End-to-end voice assistant with Whisper STT, intent classification, NLU, and TTS synthesis — built for learning and portfolio demonstration.
This project demonstrates core speech processing concepts with real implementations (not just mocks):
- DSP Fundamentals: FFT, STFT, Mel filter banks, DCT, pre-emphasis, SNR estimation
- Feature Extraction: Real MFCC computation using scipy (DFT → Mel → log → DCT), plus delta and delta-delta temporal features
- Voice Activity Detection: Energy-based silence detection and speech segmentation
- Intent Classification: Multi-strategy pipeline (keyword + regex + fuzzy matching)
- Speech Recognition: Whisper integration with audio preprocessing
- Speech Synthesis: TTS with rate control, pitch scaling, and SSML stubs
- Evaluation Metrics: WER via Levenshtein dynamic programming, CER, intent accuracy, confusion matrix with per-class precision/recall/F1
- Streaming ASR: Chunk-based transcription with overlap handling for real-time audio streams
- Audio Quality: Signal-to-Noise Ratio estimation using VAD-based speech/silence segmentation
- API Design: RESTful API with Pydantic validation, token bucket rate limiting, and 9 endpoints
- Visualization: Interactive Streamlit dashboard with 5 pages
📖 New to speech processing?
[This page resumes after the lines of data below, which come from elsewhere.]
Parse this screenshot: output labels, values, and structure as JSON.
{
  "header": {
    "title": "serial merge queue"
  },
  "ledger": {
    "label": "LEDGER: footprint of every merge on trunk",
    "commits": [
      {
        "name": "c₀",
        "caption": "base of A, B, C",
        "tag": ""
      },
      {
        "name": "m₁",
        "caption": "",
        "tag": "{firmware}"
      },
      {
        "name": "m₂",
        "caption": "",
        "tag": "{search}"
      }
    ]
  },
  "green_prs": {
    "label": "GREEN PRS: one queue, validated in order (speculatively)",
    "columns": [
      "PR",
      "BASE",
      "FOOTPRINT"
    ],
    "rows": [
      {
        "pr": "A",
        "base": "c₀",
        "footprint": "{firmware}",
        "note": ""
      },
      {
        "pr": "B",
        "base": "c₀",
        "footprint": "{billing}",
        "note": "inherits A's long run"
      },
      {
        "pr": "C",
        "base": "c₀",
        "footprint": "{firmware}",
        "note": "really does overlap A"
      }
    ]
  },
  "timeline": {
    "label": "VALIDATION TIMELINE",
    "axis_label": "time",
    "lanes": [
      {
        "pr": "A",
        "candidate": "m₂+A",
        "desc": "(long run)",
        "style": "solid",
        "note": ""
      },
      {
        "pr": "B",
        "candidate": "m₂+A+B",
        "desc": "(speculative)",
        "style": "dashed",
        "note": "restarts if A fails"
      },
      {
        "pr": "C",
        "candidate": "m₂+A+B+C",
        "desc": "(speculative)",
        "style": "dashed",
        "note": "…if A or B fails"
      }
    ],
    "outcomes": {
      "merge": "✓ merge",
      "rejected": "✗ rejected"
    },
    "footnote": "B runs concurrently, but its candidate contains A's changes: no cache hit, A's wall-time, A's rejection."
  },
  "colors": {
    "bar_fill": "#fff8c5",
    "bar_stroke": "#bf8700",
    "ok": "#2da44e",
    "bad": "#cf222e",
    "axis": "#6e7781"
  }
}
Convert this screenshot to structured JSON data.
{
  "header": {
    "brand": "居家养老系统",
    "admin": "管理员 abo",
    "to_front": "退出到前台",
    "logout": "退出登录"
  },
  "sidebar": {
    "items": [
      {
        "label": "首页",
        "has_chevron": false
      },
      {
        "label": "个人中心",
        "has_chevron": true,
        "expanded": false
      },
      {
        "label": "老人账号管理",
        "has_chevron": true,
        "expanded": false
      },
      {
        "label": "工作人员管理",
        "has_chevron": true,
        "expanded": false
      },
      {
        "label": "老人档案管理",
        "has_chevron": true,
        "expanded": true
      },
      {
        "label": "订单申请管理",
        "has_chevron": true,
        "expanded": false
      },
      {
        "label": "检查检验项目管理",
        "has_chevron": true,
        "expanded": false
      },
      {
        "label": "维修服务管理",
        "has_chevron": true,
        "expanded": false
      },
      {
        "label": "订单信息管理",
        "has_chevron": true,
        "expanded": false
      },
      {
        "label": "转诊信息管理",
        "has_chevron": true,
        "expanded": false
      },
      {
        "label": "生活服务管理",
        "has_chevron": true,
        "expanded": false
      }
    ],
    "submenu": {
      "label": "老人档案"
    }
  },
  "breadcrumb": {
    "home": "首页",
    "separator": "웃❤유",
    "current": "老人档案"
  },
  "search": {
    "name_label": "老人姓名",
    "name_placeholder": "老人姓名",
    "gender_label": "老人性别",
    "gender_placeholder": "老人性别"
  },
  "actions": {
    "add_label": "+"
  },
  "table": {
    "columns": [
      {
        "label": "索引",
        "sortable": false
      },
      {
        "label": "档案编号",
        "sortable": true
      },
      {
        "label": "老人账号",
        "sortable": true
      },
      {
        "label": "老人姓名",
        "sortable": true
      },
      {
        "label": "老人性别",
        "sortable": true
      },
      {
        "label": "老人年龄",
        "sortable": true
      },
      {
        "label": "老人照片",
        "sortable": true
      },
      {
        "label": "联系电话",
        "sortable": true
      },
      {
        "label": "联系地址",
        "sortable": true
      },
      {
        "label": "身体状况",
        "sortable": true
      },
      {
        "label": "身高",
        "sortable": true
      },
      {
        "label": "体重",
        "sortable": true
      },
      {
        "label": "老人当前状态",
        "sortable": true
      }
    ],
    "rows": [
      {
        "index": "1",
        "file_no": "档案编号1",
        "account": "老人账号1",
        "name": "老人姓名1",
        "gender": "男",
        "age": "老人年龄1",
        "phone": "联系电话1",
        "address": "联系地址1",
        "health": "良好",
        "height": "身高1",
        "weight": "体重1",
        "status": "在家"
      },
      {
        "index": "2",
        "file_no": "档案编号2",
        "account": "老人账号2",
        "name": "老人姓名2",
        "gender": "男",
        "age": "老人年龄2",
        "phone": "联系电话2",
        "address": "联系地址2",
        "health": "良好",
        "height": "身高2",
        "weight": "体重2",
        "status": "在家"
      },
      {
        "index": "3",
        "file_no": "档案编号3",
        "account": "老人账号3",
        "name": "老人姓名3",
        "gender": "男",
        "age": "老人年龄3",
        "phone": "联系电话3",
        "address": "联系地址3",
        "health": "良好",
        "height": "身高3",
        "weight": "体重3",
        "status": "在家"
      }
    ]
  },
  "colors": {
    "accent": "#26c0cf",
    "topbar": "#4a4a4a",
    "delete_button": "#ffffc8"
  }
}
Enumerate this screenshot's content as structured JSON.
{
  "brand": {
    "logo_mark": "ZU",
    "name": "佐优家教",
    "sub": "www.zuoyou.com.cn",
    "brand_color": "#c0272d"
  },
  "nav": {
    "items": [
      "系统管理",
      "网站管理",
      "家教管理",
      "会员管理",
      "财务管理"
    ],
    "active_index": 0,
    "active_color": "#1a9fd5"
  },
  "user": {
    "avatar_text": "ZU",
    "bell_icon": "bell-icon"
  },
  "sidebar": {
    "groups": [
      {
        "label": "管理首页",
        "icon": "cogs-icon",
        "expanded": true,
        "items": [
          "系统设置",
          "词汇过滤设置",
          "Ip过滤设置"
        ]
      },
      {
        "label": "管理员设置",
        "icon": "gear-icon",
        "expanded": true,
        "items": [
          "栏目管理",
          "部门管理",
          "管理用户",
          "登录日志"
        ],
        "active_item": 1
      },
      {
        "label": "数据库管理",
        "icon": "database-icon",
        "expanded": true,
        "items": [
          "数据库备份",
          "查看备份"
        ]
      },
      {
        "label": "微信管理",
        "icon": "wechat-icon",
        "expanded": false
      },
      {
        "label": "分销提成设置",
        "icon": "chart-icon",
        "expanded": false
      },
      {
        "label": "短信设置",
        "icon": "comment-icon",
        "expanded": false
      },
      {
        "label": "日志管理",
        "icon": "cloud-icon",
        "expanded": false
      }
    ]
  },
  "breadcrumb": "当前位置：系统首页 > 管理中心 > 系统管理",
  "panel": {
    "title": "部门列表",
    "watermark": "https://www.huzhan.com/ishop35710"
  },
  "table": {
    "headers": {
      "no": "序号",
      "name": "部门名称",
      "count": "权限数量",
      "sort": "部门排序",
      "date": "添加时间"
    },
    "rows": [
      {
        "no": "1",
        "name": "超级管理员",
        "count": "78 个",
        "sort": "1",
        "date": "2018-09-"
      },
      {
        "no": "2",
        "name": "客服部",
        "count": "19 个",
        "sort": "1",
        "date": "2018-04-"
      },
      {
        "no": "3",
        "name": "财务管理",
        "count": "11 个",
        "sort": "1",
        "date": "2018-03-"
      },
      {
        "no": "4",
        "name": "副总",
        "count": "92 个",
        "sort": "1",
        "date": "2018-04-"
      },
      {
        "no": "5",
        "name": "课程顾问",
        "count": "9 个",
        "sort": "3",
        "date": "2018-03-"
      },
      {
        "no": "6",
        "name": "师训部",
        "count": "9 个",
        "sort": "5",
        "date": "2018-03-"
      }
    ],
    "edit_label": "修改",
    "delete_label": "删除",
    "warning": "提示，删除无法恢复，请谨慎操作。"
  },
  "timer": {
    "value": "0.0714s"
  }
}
Check out the Glossary for definitions of all key terms used in this project.
┌──────────────┐ ┌──────────────┐ ┌──────────────────┐ ┌──────────────┐ ┌──────────────┐
│ 🎙️ Audio │───▶│ 📝 STT │───▶│ 🧠 Intent Class. │───▶│ 💬 Response │───▶│ 🔊 TTS │
│ Capture │ │ (Whisper) │ │ (Keyword+Regex) │ │ Generation │ │ Synthesis │
└──────────────┘ └──────────────┘ └──────────────────┘ └──────────────┘ └──────────────┘
│ │ │ │ │
│ ┌─────┴─────┐ ┌────┴────┐ ┌─────┴─────┐ ┌────┴────┐
│ │ MFCC │ │ 10 │ │ Template │ │ Pitch │
│ │ Log-Mel │ │ intents │ │ Filling │ │ Rate │
│ │ Pre-emph │ │ Fuzzy │ │ Context │ │ SSML │
│ │ VAD │ │ Fusion │ │ History │ │ Vocoder │
│ └───────────┘ └─────────┘ └───────────┘ └─────────┘
MFCCs (Mel-Frequency Cepstral Coefficients) are the dominant feature representation in speech processing. Here's the computation pipeline:
Audio Waveform
│
▼
[Pre-emphasis] y[n] = x[n] - α·x[n-1] ← Boost high frequencies
│
▼
[Framing] 25ms windows, 10ms hop ← Short, stationary segments
│
▼
[Hanning Window] Taper edges to zero ← Reduce spectral leakage
│
▼
[FFT] Time → Frequency domain ← Reveal spectral content
│
▼
[Mel Filter Bank] 26 triangular filters ← Match human hearing (Mel scale)
│
▼
[Log] log(filter energies) ← Model loudness perception
│
▼
[DCT] Decorrelate features ← Separate source from filter
│
▼
MFCCs (13 coefficients per frame) ← Vocal tract shape = phoneme identity
Why MFCCs? The DCT step is the key insight — it performs cepstral analysis, which separates the vocal tract filter (what we want for speech recognition) from the excitation source (pitch, which we don't want). Lower coefficients capture the spectral envelope (vocal tract shape), while higher coefficients capture fine pitch details.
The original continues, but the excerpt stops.